Defra has given scientists permission to run the trials for five years following previous GM Camelina research carried out last year across two sites in Hertfordshire and Suffolk.
No GM crops are currently grown commercially in Britain, however the government does permit field trials after consideration. Scotland has a GM-free policy, as does Wales.
The first part of the proposed research, conducted by Rothamsted, will determine performance in the field, and the seed oil yield, of transgenic Camelina plants that have been engineered to accumulate omega-3 fish oils in their seeds.
These fatty acids, also known as omega-3 long chain polyunsaturated fatty acids, help protect against human cardiovascular disease.
A recent study led by the University of Southampton found the uptake and use of these oils by the body was the same whether plant or fish-based sources were consumed.

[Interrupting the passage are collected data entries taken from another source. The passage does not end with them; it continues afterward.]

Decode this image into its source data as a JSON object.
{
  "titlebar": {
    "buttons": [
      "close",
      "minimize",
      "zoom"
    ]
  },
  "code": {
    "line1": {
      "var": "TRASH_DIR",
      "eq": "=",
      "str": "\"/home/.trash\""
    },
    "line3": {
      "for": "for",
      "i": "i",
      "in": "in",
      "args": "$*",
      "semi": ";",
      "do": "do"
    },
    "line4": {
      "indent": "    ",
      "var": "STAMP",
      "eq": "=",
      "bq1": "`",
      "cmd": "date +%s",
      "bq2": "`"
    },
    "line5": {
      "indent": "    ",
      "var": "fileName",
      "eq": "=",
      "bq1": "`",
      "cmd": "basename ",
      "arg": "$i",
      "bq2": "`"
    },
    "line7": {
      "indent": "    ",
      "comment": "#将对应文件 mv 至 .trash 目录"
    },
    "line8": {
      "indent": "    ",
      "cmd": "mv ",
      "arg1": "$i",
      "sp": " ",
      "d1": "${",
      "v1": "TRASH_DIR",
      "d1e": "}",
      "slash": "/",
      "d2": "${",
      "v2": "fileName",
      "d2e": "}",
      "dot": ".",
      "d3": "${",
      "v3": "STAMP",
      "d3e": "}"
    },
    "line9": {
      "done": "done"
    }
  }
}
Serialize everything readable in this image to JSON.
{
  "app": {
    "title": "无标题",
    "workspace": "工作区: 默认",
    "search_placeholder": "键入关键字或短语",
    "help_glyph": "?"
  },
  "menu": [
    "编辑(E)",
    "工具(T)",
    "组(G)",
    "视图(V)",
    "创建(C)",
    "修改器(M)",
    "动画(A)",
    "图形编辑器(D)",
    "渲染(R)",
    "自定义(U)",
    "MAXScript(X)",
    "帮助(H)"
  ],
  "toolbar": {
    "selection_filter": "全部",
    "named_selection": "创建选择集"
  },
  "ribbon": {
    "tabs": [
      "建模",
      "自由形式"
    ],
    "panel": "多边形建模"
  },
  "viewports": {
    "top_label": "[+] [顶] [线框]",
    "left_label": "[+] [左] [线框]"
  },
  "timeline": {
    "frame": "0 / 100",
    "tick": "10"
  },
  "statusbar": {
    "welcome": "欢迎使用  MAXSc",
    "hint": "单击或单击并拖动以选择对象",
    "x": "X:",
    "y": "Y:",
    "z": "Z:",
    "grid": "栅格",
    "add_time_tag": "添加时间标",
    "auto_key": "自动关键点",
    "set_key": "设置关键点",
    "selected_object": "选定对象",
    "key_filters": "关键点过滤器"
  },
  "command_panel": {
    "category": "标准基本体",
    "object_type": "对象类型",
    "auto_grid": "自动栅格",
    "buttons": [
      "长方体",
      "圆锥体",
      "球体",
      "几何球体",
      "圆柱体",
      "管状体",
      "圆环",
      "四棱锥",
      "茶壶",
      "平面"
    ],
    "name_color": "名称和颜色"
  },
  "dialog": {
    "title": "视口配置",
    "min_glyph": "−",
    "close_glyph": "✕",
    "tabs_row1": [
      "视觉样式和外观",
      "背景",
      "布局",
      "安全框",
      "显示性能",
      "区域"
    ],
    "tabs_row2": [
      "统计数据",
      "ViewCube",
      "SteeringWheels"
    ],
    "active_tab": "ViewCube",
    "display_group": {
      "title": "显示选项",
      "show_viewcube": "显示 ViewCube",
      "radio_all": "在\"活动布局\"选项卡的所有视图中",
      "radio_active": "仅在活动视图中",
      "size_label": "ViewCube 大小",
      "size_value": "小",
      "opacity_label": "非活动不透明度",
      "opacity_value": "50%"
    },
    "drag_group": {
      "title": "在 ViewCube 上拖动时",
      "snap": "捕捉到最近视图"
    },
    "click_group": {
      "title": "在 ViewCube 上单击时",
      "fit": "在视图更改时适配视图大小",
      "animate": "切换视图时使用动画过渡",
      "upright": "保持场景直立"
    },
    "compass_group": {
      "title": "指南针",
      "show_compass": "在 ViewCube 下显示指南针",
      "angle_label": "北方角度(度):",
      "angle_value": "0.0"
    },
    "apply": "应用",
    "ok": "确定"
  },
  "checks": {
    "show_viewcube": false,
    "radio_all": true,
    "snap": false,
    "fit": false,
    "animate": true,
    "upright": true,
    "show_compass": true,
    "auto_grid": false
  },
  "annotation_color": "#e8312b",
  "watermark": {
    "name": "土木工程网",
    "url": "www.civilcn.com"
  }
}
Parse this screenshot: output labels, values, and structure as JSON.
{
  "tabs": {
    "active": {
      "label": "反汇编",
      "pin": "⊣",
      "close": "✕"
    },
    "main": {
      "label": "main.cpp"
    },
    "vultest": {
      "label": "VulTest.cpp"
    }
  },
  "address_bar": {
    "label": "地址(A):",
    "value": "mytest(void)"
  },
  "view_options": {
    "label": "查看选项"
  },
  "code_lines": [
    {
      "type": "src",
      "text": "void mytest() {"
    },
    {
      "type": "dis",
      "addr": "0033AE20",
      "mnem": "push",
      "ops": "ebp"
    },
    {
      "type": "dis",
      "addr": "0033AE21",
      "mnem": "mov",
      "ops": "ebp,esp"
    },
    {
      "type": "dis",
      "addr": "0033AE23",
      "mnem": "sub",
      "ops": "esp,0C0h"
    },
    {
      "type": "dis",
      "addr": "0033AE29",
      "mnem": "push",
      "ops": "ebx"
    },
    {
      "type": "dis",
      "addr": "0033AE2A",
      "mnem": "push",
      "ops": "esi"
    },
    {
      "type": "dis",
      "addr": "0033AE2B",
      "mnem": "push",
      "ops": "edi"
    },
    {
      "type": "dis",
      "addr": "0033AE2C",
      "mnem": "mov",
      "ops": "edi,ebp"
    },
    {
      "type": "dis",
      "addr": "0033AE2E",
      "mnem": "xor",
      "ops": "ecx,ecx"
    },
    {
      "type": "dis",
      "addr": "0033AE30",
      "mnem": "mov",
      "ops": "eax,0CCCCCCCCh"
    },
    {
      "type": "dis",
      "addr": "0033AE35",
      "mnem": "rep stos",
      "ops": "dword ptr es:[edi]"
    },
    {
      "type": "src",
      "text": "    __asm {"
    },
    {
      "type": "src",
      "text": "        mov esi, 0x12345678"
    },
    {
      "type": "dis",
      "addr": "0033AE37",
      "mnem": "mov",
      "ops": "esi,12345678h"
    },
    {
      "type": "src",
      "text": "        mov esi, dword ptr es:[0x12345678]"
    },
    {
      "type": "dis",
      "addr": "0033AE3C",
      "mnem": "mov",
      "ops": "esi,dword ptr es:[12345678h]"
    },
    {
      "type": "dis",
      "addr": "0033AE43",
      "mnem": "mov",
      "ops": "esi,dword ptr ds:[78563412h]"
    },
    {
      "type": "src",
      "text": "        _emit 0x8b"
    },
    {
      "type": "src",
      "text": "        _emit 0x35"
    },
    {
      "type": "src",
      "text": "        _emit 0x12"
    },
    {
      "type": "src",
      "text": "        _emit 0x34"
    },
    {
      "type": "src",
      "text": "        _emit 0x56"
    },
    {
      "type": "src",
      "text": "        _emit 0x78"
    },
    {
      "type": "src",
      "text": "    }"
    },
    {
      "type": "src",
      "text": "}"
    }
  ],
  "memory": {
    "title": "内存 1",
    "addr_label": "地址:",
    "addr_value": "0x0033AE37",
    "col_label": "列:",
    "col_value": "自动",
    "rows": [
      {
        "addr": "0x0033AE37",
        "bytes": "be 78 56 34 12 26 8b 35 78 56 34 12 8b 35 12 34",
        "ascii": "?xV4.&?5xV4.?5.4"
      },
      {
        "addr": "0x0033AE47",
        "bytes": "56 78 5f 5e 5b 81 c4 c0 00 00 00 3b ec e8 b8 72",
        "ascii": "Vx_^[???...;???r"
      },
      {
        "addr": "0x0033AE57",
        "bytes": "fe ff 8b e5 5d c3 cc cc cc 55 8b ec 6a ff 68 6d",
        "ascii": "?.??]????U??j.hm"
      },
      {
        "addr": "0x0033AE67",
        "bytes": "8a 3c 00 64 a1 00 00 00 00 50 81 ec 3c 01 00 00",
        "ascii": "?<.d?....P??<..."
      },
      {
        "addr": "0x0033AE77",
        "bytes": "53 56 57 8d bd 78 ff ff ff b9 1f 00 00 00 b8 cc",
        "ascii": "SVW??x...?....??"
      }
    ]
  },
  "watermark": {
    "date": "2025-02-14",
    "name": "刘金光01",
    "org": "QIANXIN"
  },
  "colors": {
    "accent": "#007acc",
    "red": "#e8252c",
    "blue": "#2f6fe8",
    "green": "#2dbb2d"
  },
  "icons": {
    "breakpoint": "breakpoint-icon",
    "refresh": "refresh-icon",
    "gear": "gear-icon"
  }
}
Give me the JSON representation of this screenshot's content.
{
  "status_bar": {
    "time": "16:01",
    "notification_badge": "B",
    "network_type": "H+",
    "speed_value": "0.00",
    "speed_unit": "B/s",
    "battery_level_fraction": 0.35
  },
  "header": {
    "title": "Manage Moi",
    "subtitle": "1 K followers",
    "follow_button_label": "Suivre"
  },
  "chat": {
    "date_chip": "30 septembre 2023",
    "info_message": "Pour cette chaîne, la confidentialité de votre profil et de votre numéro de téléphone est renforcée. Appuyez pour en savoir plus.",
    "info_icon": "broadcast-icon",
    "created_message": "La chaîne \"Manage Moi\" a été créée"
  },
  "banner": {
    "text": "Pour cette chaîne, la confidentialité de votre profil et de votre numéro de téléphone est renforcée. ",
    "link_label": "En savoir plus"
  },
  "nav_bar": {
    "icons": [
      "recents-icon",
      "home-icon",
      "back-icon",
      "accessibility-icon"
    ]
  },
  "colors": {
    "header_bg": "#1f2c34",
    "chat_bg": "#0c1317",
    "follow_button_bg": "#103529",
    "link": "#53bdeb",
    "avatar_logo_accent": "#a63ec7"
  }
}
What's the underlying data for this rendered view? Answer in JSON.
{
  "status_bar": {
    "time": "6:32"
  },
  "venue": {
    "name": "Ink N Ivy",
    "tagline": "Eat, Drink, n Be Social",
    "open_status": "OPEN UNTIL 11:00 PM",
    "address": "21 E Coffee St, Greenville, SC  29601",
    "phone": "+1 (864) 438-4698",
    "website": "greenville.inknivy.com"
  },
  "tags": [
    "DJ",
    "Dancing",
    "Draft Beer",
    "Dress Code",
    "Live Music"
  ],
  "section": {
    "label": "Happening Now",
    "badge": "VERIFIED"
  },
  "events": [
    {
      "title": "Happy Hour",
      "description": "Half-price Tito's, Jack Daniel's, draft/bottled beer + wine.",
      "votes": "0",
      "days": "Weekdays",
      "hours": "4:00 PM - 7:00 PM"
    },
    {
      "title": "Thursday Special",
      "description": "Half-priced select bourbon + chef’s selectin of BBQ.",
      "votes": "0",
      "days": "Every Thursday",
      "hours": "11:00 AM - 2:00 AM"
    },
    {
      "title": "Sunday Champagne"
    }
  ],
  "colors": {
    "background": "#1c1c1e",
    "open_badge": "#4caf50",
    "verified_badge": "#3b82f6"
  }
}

Similarly, in a collaboration with University of Stirling and Norwegian University of Science, it was shown that these GM oils were an effective substitute for fish oil in the feeds of farmed salmon.
Sustainable source of oils
The hope is to develop a sustainable source of these beneficial oils from plants rather than from oceanic sources and to provide more of these nutrients.
The second strand of work will look at the performance of Camelina plants whose metabolism has been altered to increase seed oil content.
The final part will investigate the performance of Camelina plants engineered to contain less sinapine in their seeds. Sinapine is a bitter-tasting, antinutritive chemical that can make the protein-rich seed meal less palatable as an animal feed.
The trial also includes appraisal of some gene edited plants, which were reclassified as GM by the EU last year.
This part of the trial, using CRISPR-Cas9 gene technology, is looking to boost the amount of oleic acid – used in both food and industrial processes – already in the seeds.